Es gibt genügend Warnsignale, die darauf hindeuten, dass eine weitere, ernsthafte Finanzkrise bevorsteht. Diese Warnsignale werden von der Mehrheit jedoch gründlich ignoriert. Vielleicht verständlicherweise.

Nach zehn Jahren beinahe konstanter Zentralbankeneinmischung zur Unterstützung der Märkte und zur Steigerung der Aktien-, Anleihe- und Immobilienpreise – während die Rohstoffpreise gleichzeitig nach unten gedrückt wurden, um die inflationäre Auswirkung der Gelddruckerei vor den Massen geheimzuhalten – ist die Vorstellung schwierig, dass „sie“ rückläufige Märkte jemals wieder erlauben werden.

Das ist als „Zentralbank-Put“ bekannt: Wann immer die Märkte zu wanken beginnen, wird die Zentralbank eingreifen, um sie zurück in die „richtige“ Richtung zu stützen/stupsen/drängen: nach oben.

Im Nachhinein ist es einfach, zu sehen, wie die Zentralbanken in ihre eigene Falle getappt sind, in der sie nun dafür verantwortlich sind, alle Märkte zur gleichen Zeit zu stützen. Die Krise von 2008 hat ihnen wirklich Angst eingejagt. Daher also auch ihre massive Gelddruckerei, um das System „zu retten.“ Aber anstatt zuzugeben, dass die große Finanzkrise das logische Resultat fehlerhafter Politik war, die nach dem Zusammenbruch der Dot-Com-Blase 2000 implementiert wurde (welche wiederum das Resultat fehlerhafter Politik der 1990er Jahre war), beschlossen die Zentralbanken nach 2008 ihren Einsatz zu verdoppeln und implementierten eine sogar noch schlechtere Politik.
Das größte geldpolitische Experiment der Menschheitsgeschichte

Es ist keine Übertreibung zu sagen, dass das geldpolitische Experiment (und dessen soziale und politische Auswirkungen), das über die letzten zehn Jahre hinweg von den weltweit führenden Zentralbanken durchgeführt wurde, das größte der Menschheitsgeschichte darstellt:
Für diese weltweite Flut frisch „aus dem Nichts“ gedruckten Geldes gibt es in der Geschichte keinen Präzedenzfall. Überall auf der Welt ist jeder von uns Teil eines großen Experiments, das ohne Erfahrung oder Kontrolle durchgeführt wird. Das Endergebnis dessen kann nur auf die eine oder andere Art ausfallen: Es wird entweder außergewöhnlich gut oder spektakulär schrecklich.
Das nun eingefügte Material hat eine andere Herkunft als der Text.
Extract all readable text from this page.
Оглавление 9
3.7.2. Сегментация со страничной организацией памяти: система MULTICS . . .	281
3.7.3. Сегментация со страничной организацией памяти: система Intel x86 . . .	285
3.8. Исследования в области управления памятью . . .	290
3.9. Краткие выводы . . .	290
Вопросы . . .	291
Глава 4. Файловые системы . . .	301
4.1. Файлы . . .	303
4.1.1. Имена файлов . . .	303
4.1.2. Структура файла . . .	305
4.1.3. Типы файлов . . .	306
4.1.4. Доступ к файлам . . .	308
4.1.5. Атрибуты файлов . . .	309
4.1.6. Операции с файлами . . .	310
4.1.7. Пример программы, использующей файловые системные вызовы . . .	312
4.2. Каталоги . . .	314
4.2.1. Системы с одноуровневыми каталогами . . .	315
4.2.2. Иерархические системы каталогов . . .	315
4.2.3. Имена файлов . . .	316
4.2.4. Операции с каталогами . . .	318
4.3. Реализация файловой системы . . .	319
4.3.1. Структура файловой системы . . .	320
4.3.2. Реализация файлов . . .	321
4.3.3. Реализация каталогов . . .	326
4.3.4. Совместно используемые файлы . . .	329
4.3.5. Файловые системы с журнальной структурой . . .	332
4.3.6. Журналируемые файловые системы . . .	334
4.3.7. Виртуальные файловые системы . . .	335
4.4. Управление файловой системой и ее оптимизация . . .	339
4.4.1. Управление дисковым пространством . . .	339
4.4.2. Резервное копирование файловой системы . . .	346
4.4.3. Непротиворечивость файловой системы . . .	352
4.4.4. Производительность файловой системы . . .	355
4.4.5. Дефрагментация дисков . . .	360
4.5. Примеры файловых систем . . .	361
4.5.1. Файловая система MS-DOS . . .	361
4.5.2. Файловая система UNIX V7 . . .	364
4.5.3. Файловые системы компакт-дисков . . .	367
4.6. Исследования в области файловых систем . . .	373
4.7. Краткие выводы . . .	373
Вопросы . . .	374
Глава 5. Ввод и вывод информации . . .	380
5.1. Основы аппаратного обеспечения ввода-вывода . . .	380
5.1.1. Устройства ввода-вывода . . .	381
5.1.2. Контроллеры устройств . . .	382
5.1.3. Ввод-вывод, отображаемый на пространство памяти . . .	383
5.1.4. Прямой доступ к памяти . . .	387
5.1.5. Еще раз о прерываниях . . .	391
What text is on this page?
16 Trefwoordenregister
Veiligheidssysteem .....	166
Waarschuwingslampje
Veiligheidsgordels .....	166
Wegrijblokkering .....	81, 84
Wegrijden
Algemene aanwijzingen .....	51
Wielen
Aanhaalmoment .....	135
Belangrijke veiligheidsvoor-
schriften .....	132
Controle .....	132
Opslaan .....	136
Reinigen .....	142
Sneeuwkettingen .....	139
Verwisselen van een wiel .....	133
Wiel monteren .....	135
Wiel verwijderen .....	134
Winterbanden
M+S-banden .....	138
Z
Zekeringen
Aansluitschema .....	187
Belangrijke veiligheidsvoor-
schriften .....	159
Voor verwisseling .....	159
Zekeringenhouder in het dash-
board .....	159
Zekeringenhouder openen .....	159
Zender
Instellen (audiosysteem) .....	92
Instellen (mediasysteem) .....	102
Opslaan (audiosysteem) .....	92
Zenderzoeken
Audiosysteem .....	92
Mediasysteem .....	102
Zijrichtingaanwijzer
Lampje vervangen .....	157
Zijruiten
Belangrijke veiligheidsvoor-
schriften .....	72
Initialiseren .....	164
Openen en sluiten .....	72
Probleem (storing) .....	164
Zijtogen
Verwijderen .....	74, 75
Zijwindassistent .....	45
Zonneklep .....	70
Wenn der erste Fall eintritt, müssen wir uns nicht sorgen. Wir werden uns einfach weiterhin Geld in immer größeren Summen leihen und dieses ausgeben – für immer. Immerwährender Reichtum für Jeden!

Sollten die Dinge jedoch eine Belastungsgrenze erreichen, dann sollten Sie sich auf wahrhaft schlechte Zeiten vorbereiten.

Exzessive Gelddruckerei führt zur Zerstörung der Währung. Fiatgeld (wie der US-Dollar, der Euro, der Yen und jede andere Weltwährung) ist ein sozialer Vertrag, der mit einer Vielzahl an zugehörigen Vereinbarungen zusammenhängt. Wenn dieser Vertrag und diese Vereinbarungen durch eine leichtsinnige Expansion der Währungsbasis gebrochen werden, dann fallen die Dinge sehr schnell auseinander. Wir müssen nur die aktuelle Situation in Venezuela betrachten, um das zu verstehen.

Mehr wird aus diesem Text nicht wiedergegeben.